The research found current methods used to tackle biofilms may not be as effective as previously thought, leading the researchers to investigate a targeted approach to help manufacturers identify and overcome their specific biofilm-related issues.
Rob Limburn, microbiology group manager at Campden BRI who led the project, said:
“Biofilms can play havoc with food manufacturers’ operations. Not only are they resistant to usual decontamination methods making them hard to remove, but when they do detach, they can easily spread around a factory leading to post-process contamination and reduction of a product’s shelf-life. They also often go undetected as the usual means of monitoring microorganism levels commonly do not detect the biofilm-forming organisms that cause problems, which may be in a viable but not culturable (VBNC) state. Defining the resistance of key spoilage organisms in their biofilm state has allowed us to establish and optimize procedures for decontamination and removal of biofilms in several food industry settings.”
Bacteria can stick to surfaces by producing a slimy layer of polysaccharides known as a biofilm. This layer is very difficult to remove and can protect the bacteria from cleaning and disinfection, leading to persistent spoilage or shelf-life issues. Biofilms are often complex, composed of multiple different microbial species, carbohydrates, proteins and DNA, and may harbor pathogenic species such as Listeria monocytogenes, Salmonella and others.
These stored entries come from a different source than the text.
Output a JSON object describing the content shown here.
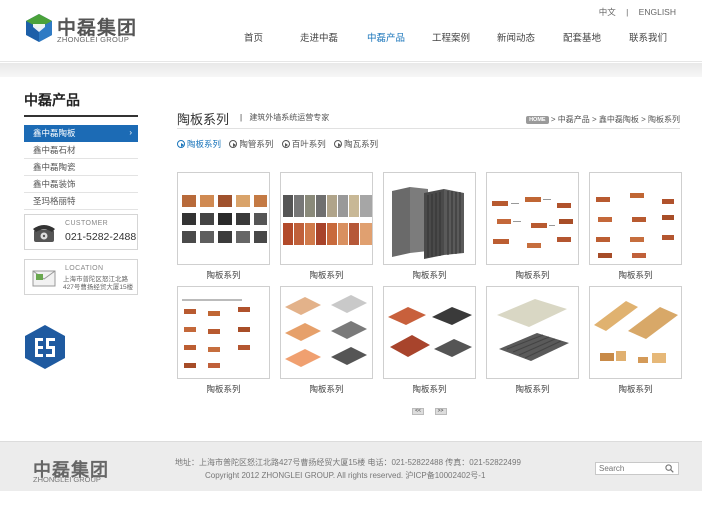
{
  "header": {
    "logo_cn": "中磊集团",
    "logo_en": "ZHONGLEI GROUP",
    "lang_cn": "中文",
    "lang_sep": "|",
    "lang_en": "ENGLISH",
    "nav": [
      "首页",
      "走进中磊",
      "中磊产品",
      "工程案例",
      "新闻动态",
      "配套基地",
      "联系我们"
    ],
    "active_nav": "中磊产品"
  },
  "sidebar": {
    "title": "中磊产品",
    "items": [
      "鑫中磊陶板",
      "鑫中磊石材",
      "鑫中磊陶瓷",
      "鑫中磊装饰",
      "圣玛格丽特"
    ],
    "active_arrow": "›",
    "customer_label": "CUSTOMER",
    "customer_phone": "021-5282-2488",
    "location_label": "LOCATION",
    "location_addr": "上海市普陀区怒江北路427号曹扬经贸大厦15楼"
  },
  "main": {
    "title": "陶板系列",
    "subtitle_sep": "|",
    "subtitle": "建筑外墙系统运营专家",
    "breadcrumb": {
      "home": "HOME",
      "sep": ">",
      "items": [
        "中磊产品",
        "鑫中磊陶板",
        "陶板系列"
      ]
    },
    "tabs": [
      "陶板系列",
      "陶管系列",
      "百叶系列",
      "陶瓦系列"
    ],
    "products": [
      "陶板系列",
      "陶板系列",
      "陶板系列",
      "陶板系列",
      "陶板系列",
      "陶板系列",
      "陶板系列",
      "陶板系列",
      "陶板系列",
      "陶板系列"
    ],
    "pager": {
      "prev": "<<",
      "next": ">>"
    }
  },
  "footer": {
    "logo_cn": "中磊集团",
    "logo_en": "ZHONGLEI GROUP",
    "address": "地址：上海市普陀区怒江北路427号曹扬经贸大厦15楼   电话：021-52822488   传真：021-52822499",
    "copyright": "Copyright 2012 ZHONGLEI GROUP. All rights reserved. 沪ICP备10002402号-1",
    "search_placeholder": "Search"
  },
  "colors": {
    "accent": "#1c6bb5",
    "logo_green": "#4aa23a",
    "logo_blue": "#1d5fa8",
    "badge": "#1f5aa0"
  },
  "icons": [
    "logo-mark-icon",
    "telephone-icon",
    "envelope-icon",
    "hexagon-badge-icon",
    "play-circle-icon",
    "magnifier-icon"
  ]
}
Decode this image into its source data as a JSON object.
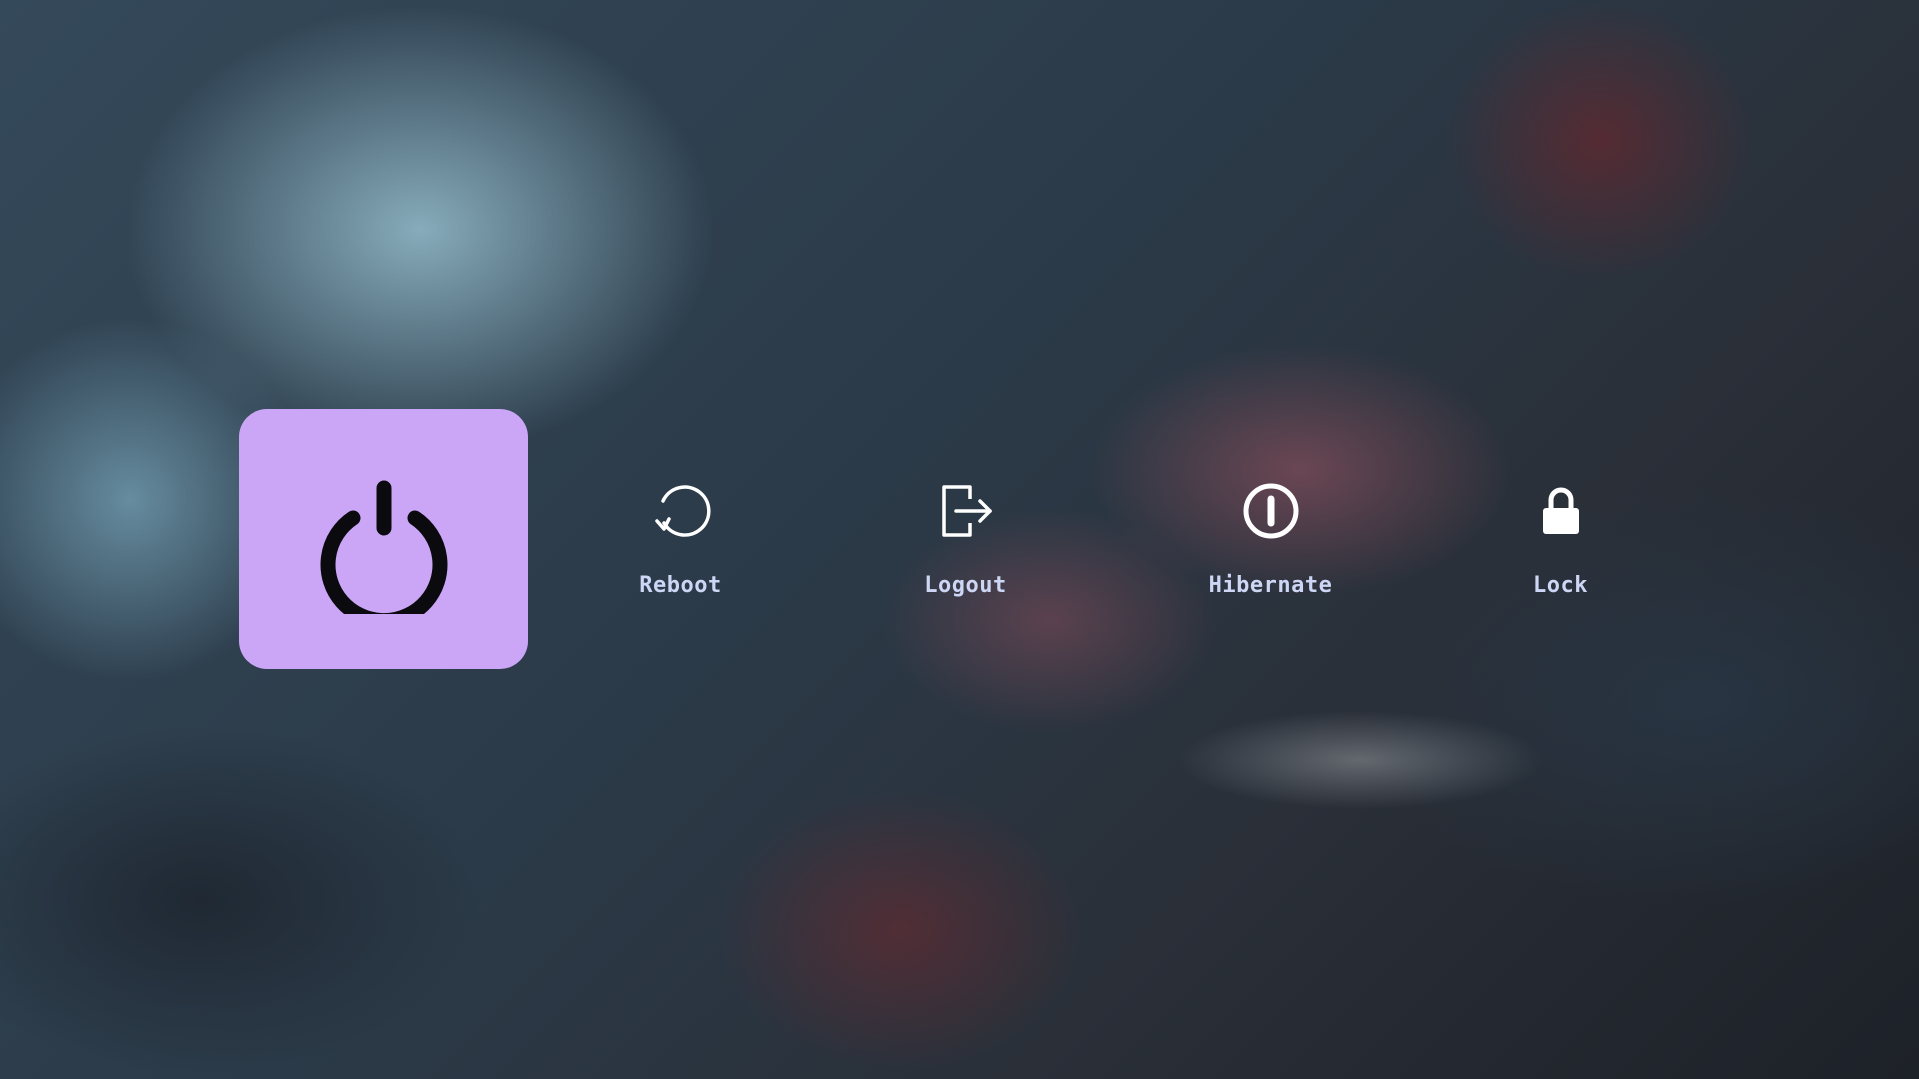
{
  "menu": {
    "items": [
      {
        "id": "shutdown",
        "label": "",
        "icon": "power-icon",
        "selected": true
      },
      {
        "id": "reboot",
        "label": "Reboot",
        "icon": "reboot-icon",
        "selected": false
      },
      {
        "id": "logout",
        "label": "Logout",
        "icon": "logout-icon",
        "selected": false
      },
      {
        "id": "hibernate",
        "label": "Hibernate",
        "icon": "hibernate-icon",
        "selected": false
      },
      {
        "id": "lock",
        "label": "Lock",
        "icon": "lock-icon",
        "selected": false
      }
    ]
  },
  "colors": {
    "accent": "#cba6f7",
    "text": "#cdd6f4",
    "icon": "#ffffff",
    "selected_icon": "#0b0b0f"
  }
}
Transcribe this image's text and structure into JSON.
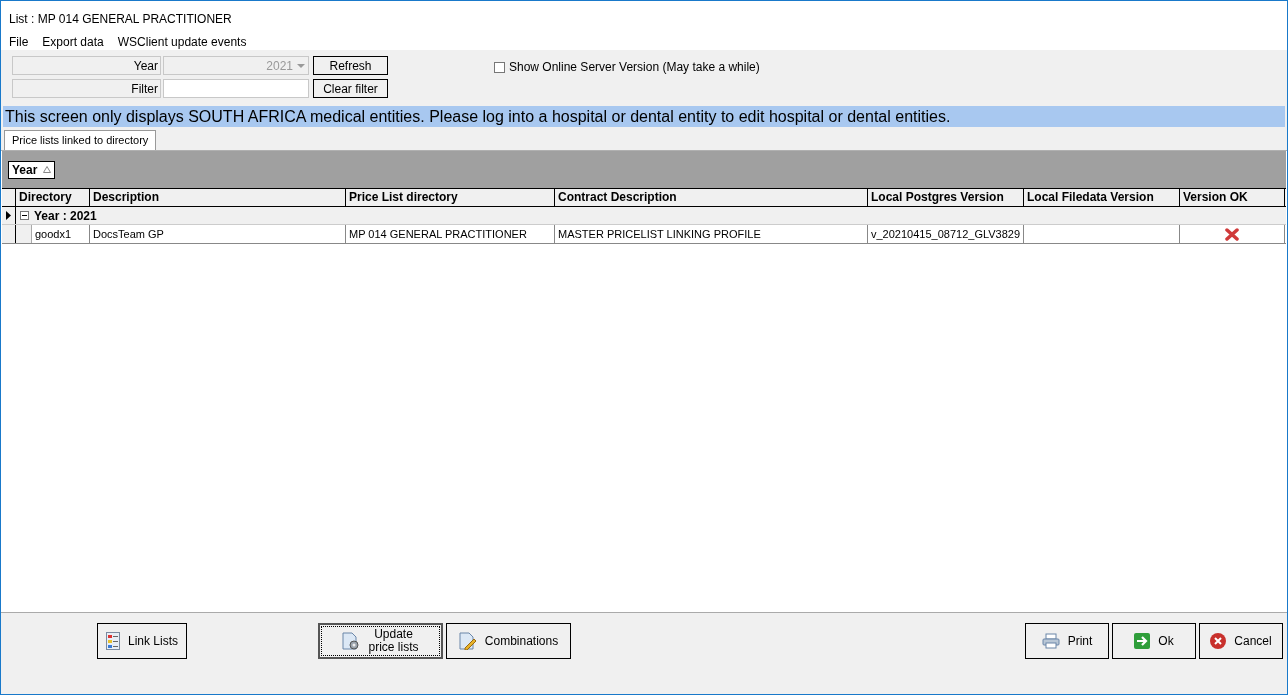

For these reasons, biofilms have long been an issue for the food industry.
The three-year project investigated biofilms in factories from a range of sectors – including dairy, meat, fish, deli and ready meal plants.
Feedback during Campden BRI’s semi-annual member meetings highlighted that many food business operators were concerned that their methods of detecting and controlling biofilms were ineffective and potentially the reason behind persistent sporadic shelf-life issues.
To tackle this issue, the researchers first identified and isolated the key biofilm-producing organisms and used these to establish the most effective ways of removing them – trialing both the traditional and alternative approaches. The findings threw into question what we know about biofilms and how to control them.
Zoe Lambert, microbiology research manager at Campden BRI who conducted the research, stated how initial results came as a surprise: “We found that some of the common methods to decontaminate a surface with a biofilm weren’t as effective as the industry believes. In fact, we learnt that combinations of chemical, enzymatic and/or physical approaches were sometimes needed to ensure biofilm removal.”
Working with the food industry, Campden BRI’s research has helped develop a targeted approach to help manufacturers identify and overcome their biofilm-related issues.
Limburn added: “We’ve developed a service which will help our members to better understand and tackle their issues with biofilms. From growing the biofilms, trialing current methods and creating bespoke treatments, we can help businesses control persistent biofilm formers. This can save manufacturers time and money by identifying the best approach quickly.”